Book Review: Layover

Madeleine Kingsley reviews Lisa Zeidner's 'Layover', which explores grief expressed as wild sexual abandon


Claire Newbold is a ghost in her own life. Her heart is ruinously wrung, its four chambers wracked by grief. She’s lost her small son, an only child, in a car crash. The spouse who could have been her source of healing — cardiothoracic surgeon Ken — has slept with a colleague to assuage his own pain. So, the heroine of Layover, Lisa Zeidner’s wry, whip-smart novel checks out of her everyday life and goes out on the lam, seeking sex to connect with strangers, sneaking into hotel rooms she’s not paid for, trying on assorted identities for size. If the book of Job had starred an unfettered, ferocious contemporary woman, an Erica Jong on acid, it would be Claire.

Zeidner, a professor of creative writing at Rutgers University, has certainly not won her critical acclaim from lullaby literature.

Outrageous yet sometimes tender tragi-comedy is her forte — a previous novel, Love Bomb, features an armed feminist gate-crashing a wedding for hostages. Zeidner takes fiction’s time-honoured themes of love, loss and the search for consolation and shakes them by the shoulders till they rattle. Here, grief is not a state for weeping acceptance. It is wild, clamorous and coloured by a deeply suppressed, off-kilter fury that Claire’s benevolent psychiatrist has probed but not yet fully processed.

She is, emotionally, way beyond fear: “After the accident I… could walk on nails, eat fire, explode or be garrotted — nothing would ever hurt as much again.”

A once successful medical sales rep, Claire ignores fixed appointments, fails to pick up her 31 work-related phone messages.
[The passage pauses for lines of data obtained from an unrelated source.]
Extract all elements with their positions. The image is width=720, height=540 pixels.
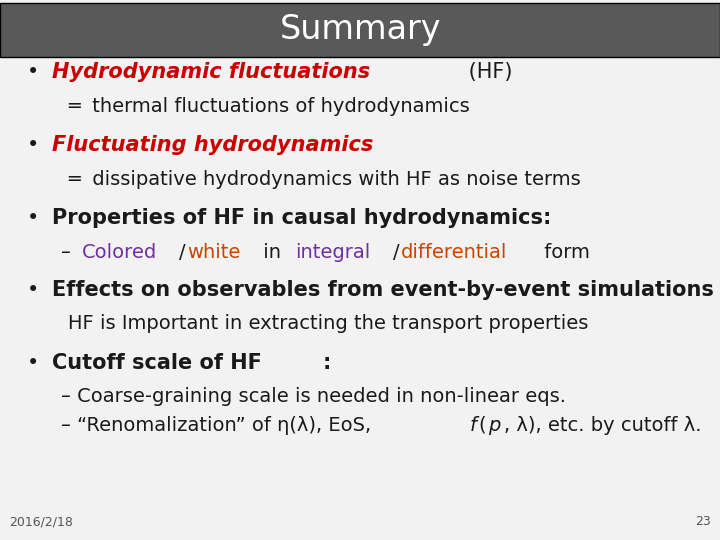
Text: Properties of HF in causal hydrodynamics:: Properties of HF in causal hydrodynamics… [52, 208, 552, 228]
Text: (: ( [478, 416, 486, 435]
FancyBboxPatch shape [0, 3, 720, 57]
Text: – Coarse-graining scale is needed in non-linear eqs.: – Coarse-graining scale is needed in non… [61, 387, 566, 406]
Text: in: in [256, 242, 287, 261]
Text: ═  dissipative hydrodynamics with HF as noise terms: ═ dissipative hydrodynamics with HF as n… [68, 170, 581, 188]
Text: Summary: Summary [279, 13, 441, 46]
Text: integral: integral [295, 242, 371, 261]
Text: differential: differential [401, 242, 508, 261]
Text: form: form [539, 242, 590, 261]
Text: Effects on observables from event-by-event simulations: Effects on observables from event-by-eve… [52, 280, 714, 300]
Text: •: • [27, 353, 40, 373]
Text: •: • [27, 280, 40, 300]
Text: /: / [392, 242, 400, 261]
Text: Colored: Colored [82, 242, 157, 261]
Text: f: f [469, 416, 477, 435]
Text: 23: 23 [696, 515, 711, 528]
Text: ═  thermal fluctuations of hydrodynamics: ═ thermal fluctuations of hydrodynamics [68, 97, 470, 116]
Text: –: – [61, 242, 77, 261]
Text: •: • [27, 62, 40, 82]
Text: p: p [488, 416, 500, 435]
Text: :: : [323, 353, 331, 373]
Text: , λ), etc. by cutoff λ.: , λ), etc. by cutoff λ. [504, 416, 701, 435]
Text: white: white [188, 242, 241, 261]
Text: HF is Important in extracting the transport properties: HF is Important in extracting the transp… [68, 314, 589, 333]
Text: Hydrodynamic fluctuations: Hydrodynamic fluctuations [52, 62, 370, 82]
Text: – “Renomalization” of η(λ), EoS,: – “Renomalization” of η(λ), EoS, [61, 416, 377, 435]
Text: Cutoff scale of HF: Cutoff scale of HF [52, 353, 261, 373]
Text: /: / [179, 242, 186, 261]
Text: •: • [27, 135, 40, 155]
Text: Fluctuating hydrodynamics: Fluctuating hydrodynamics [52, 135, 373, 155]
Text: (HF): (HF) [462, 62, 513, 82]
Text: 2016/2/18: 2016/2/18 [9, 515, 73, 528]
Text: •: • [27, 208, 40, 228]
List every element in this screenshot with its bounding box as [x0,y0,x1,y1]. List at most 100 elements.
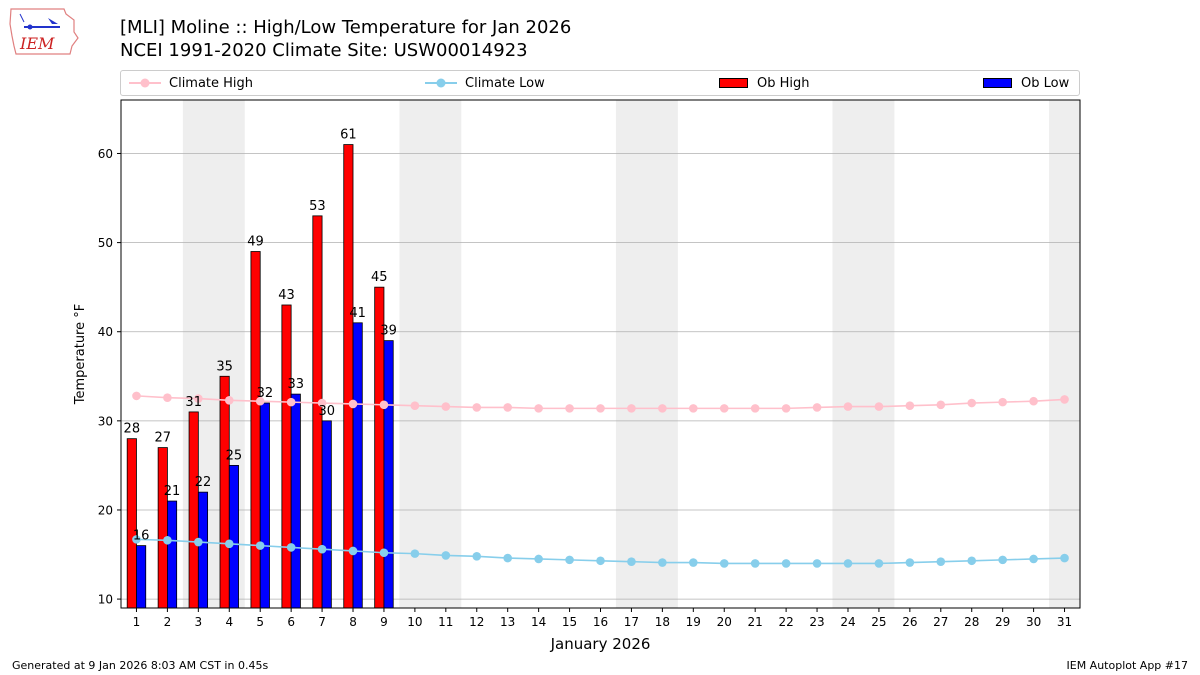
bar-label-ob-low: 32 [257,386,274,401]
weekend-shade [615,100,678,608]
climate-low-point [1029,554,1038,564]
bar-ob-high [343,144,354,609]
climate-high-point [1060,395,1069,404]
x-tick-label: 10 [407,615,422,629]
legend-label-ob-low: Ob Low [1021,75,1070,91]
bar-label-ob-low: 41 [349,306,366,321]
y-tick-label: 20 [98,503,113,517]
legend-line-marker-icon [129,78,161,88]
climate-low-point [905,558,915,567]
climate-high-point [781,404,791,413]
bar-ob-low [197,491,209,609]
bar-ob-low [321,420,332,609]
climate-low-point [627,557,636,566]
climate-high-point [194,394,203,403]
legend-label-climate-low: Climate Low [465,75,545,91]
x-tick-label: 15 [562,615,577,629]
legend-swatch-icon [719,78,748,88]
climate-low-point [658,558,667,567]
bar-ob-low [352,322,363,609]
x-tick-label: 3 [195,615,203,629]
x-tick-label: 5 [256,615,264,629]
bar-label-ob-high: 49 [247,235,264,250]
x-tick-label: 31 [1057,615,1072,629]
bar-ob-high [219,375,230,609]
x-tick-label: 26 [902,615,917,629]
climate-high-point [843,402,853,411]
climate-low-point [781,559,791,568]
climate-low-point [596,556,605,566]
y-tick-label: 30 [98,414,113,428]
bar-label-ob-high: 27 [154,431,171,446]
climate-high-point [163,393,172,402]
x-tick-label: 28 [964,615,979,629]
climate-high-point [565,404,574,413]
x-tick-label: 16 [593,615,608,629]
climate-high-point [967,398,977,408]
climate-high-point [998,397,1007,407]
climate-high-point [874,402,884,411]
bar-ob-high [126,438,137,609]
climate-low-point [163,535,172,545]
climate-low-point [967,556,977,566]
y-axis-label: Temperature °F [73,304,88,405]
bar-ob-low [167,500,178,609]
climate-low-point [565,555,574,565]
x-tick-label: 8 [349,615,357,629]
climate-low-point [194,537,203,547]
legend-item-ob-high: Ob High [719,74,810,92]
climate-high-point [472,403,482,412]
climate-high-point [812,403,822,412]
legend-line-marker-icon [425,78,457,88]
y-tick-label: 60 [98,147,113,161]
climate-low-point [441,551,451,560]
x-axis-label: January 2026 [550,635,651,653]
bar-ob-low [383,340,394,609]
climate-high-point [441,402,451,411]
climate-low-point [379,548,389,558]
climate-low-point [317,544,327,554]
y-tick-label: 10 [98,593,113,607]
svg-text:IEM: IEM [19,34,55,53]
x-tick-label: 6 [287,615,295,629]
climate-high-point [534,404,543,413]
climate-high-point [750,404,760,413]
bar-ob-high [281,304,292,609]
bar-label-ob-high: 45 [371,270,388,285]
climate-low-point [812,559,822,568]
climate-high-point [596,404,605,413]
climate-low-point [503,553,512,563]
x-tick-label: 21 [748,615,763,629]
bar-label-ob-low: 16 [133,529,150,544]
x-tick-label: 25 [871,615,886,629]
x-tick-label: 4 [225,615,233,629]
x-tick-label: 2 [164,615,172,629]
bar-label-ob-high: 61 [340,128,357,143]
iem-logo: IEM [8,6,80,58]
x-tick-label: 11 [438,615,453,629]
x-tick-label: 12 [469,615,484,629]
x-tick-label: 20 [717,615,732,629]
app-credit: IEM Autoplot App #17 [1066,659,1189,672]
x-tick-label: 18 [655,615,670,629]
climate-high-point [905,401,915,410]
legend-item-climate-low: Climate Low [425,74,545,92]
climate-high-point [286,397,296,407]
chart-legend: Climate High Climate Low Ob High Ob Low [120,70,1080,96]
bar-ob-high [157,447,168,609]
climate-low-point [689,558,698,567]
x-tick-label: 27 [933,615,948,629]
climate-high-point [936,400,946,410]
climate-high-point [1029,396,1038,406]
x-tick-label: 22 [778,615,793,629]
iem-logo-graphic: IEM [9,8,79,55]
climate-high-point [719,404,729,413]
climate-high-point [224,396,234,405]
bar-ob-low [228,465,239,609]
x-tick-label: 7 [318,615,326,629]
bar-ob-high [250,251,261,609]
legend-item-ob-low: Ob Low [983,74,1069,92]
bar-ob-low [290,393,301,609]
legend-label-ob-high: Ob High [757,75,810,91]
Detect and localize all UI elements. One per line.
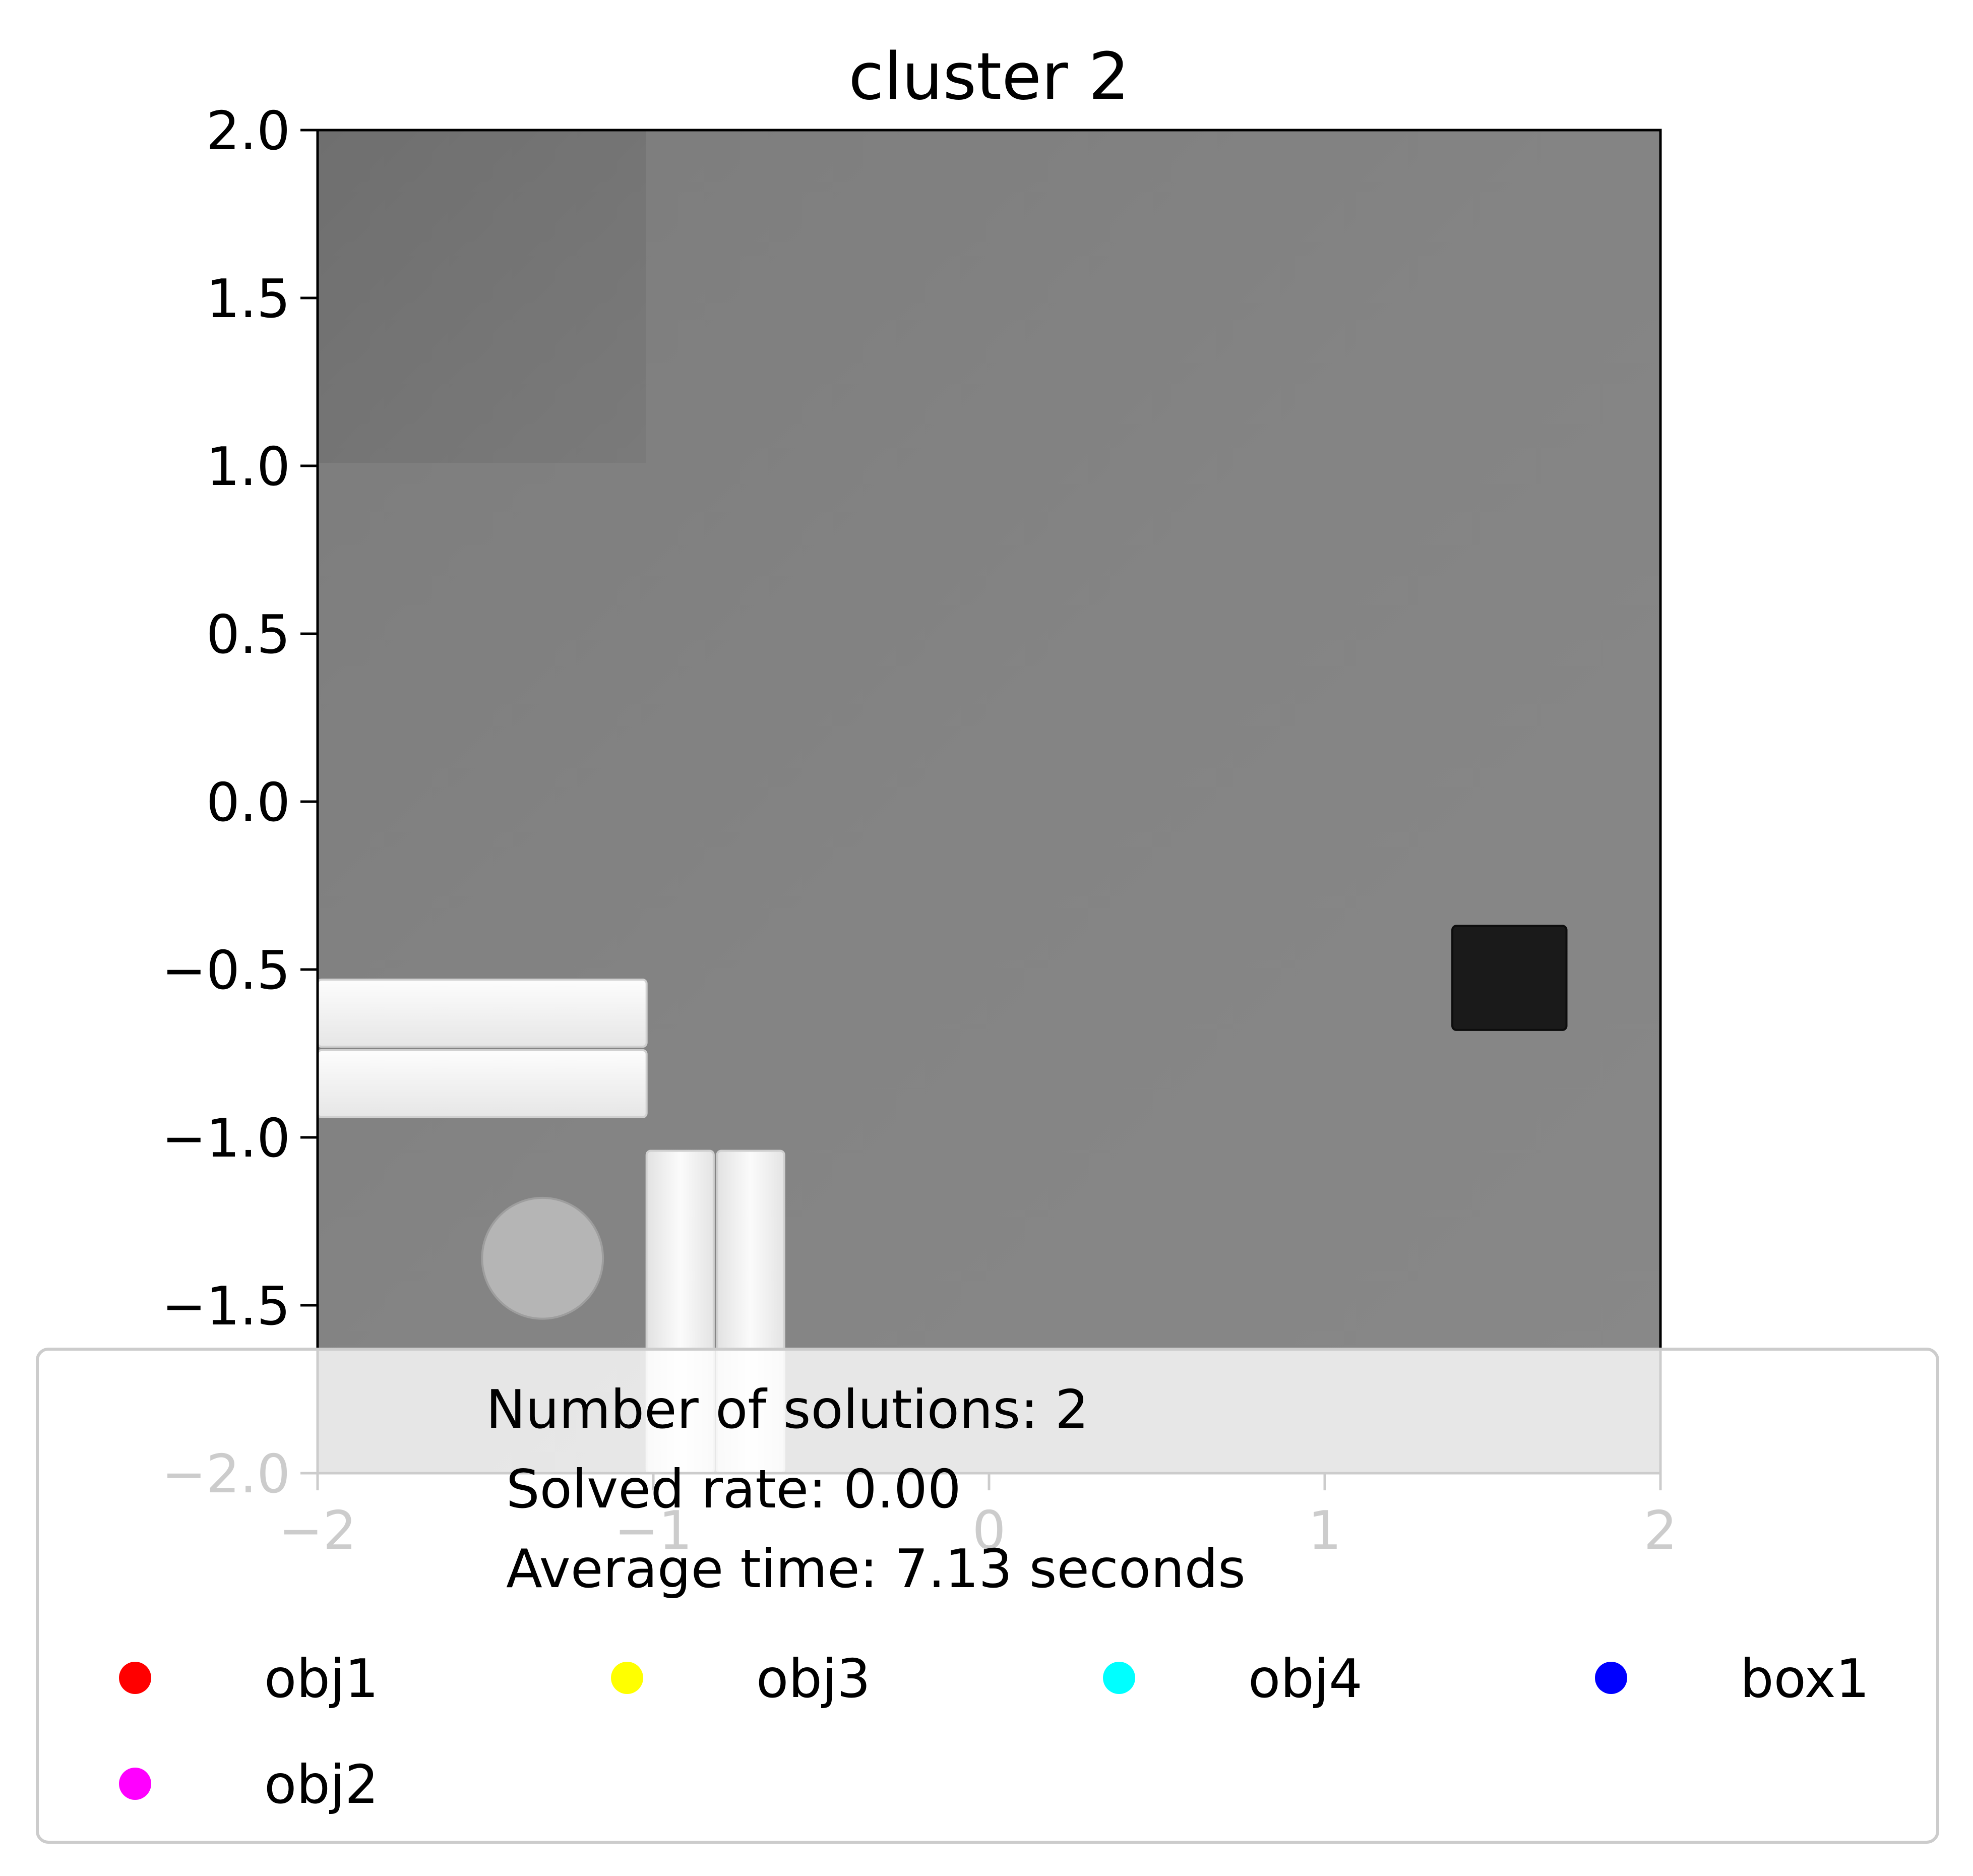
y-tick-label: −0.5	[162, 940, 290, 1001]
legend-title-line-3: Average time: 7.13 seconds	[506, 1538, 1246, 1600]
legend-marker-obj2	[119, 1768, 151, 1800]
y-axis: 2.01.51.00.50.0−0.5−1.0−1.5−2.0	[162, 100, 318, 1505]
scene-object-dark-box	[1451, 925, 1568, 1031]
legend-box	[36, 1348, 1939, 1844]
scene-object-bar-horizontal-lower	[318, 1049, 648, 1119]
y-tick-label: −1.0	[162, 1108, 290, 1169]
scene-object-cylinder	[481, 1196, 604, 1320]
chart-title: cluster 2	[848, 39, 1129, 114]
legend-marker-box1	[1595, 1662, 1627, 1694]
y-tick-label: 0.0	[206, 772, 290, 833]
legend-label-obj1: obj1	[264, 1648, 379, 1710]
y-tick-label: 0.5	[206, 604, 290, 665]
legend-title-line-2: Solved rate: 0.00	[506, 1459, 961, 1520]
legend-marker-obj1	[119, 1662, 151, 1694]
y-tick-label: −1.5	[162, 1276, 290, 1337]
y-tick-label: 1.5	[206, 268, 290, 330]
legend-marker-obj4	[1103, 1662, 1135, 1694]
legend-label-obj2: obj2	[264, 1754, 379, 1816]
legend-title-line-1: Number of solutions: 2	[486, 1379, 1089, 1440]
legend-marker-obj3	[611, 1662, 643, 1694]
y-tick-label: 1.0	[206, 436, 290, 498]
y-tick-label: 2.0	[206, 100, 290, 162]
legend-label-obj3: obj3	[756, 1648, 871, 1710]
legend: Number of solutions: 2 Solved rate: 0.00…	[36, 1348, 1939, 1844]
legend-label-box1: box1	[1740, 1648, 1870, 1710]
scene-corner-shade	[318, 130, 646, 463]
scene-object-bar-horizontal-upper	[318, 978, 648, 1048]
plot-area	[318, 130, 1660, 1473]
legend-label-obj4: obj4	[1248, 1648, 1363, 1710]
In her raw, overstrung state, she fancies she can see below the surface and into “the grim and shining truth” of people.

Beneath the quest for a recovered self, there’s the anguished question of whether her son really died on impact, or if he suffered an underlying heart condition that could have killed him any time. Claire may not weep, but her breasts leak milk … could she be pregnant at 41 or perhaps seriously sick?

Lonely and seeking to be anything but, Claire beds 18-year-old Zach — all zits and muscle — a stranger swimming laps in her hotel pool. She blags an invitation to join him and his sad, divorced mother for a top-dollar dinner. And then this Moll Flanders of bereaved motherhood (with cancelled credit card) makes a move on Zach’s lawyer father.

Her odyssey (the sex scenes are wonderfully wrought) is punctuated by calls from the husband, the husband’s lover, the super shrink and MDs offering help. Claire recognises that “people’s identities are constructed like birds’ nests… frantic and fragile. Part of the time they manage to hold together.” Layover is all wit and perception. Zeidner’s is a class act.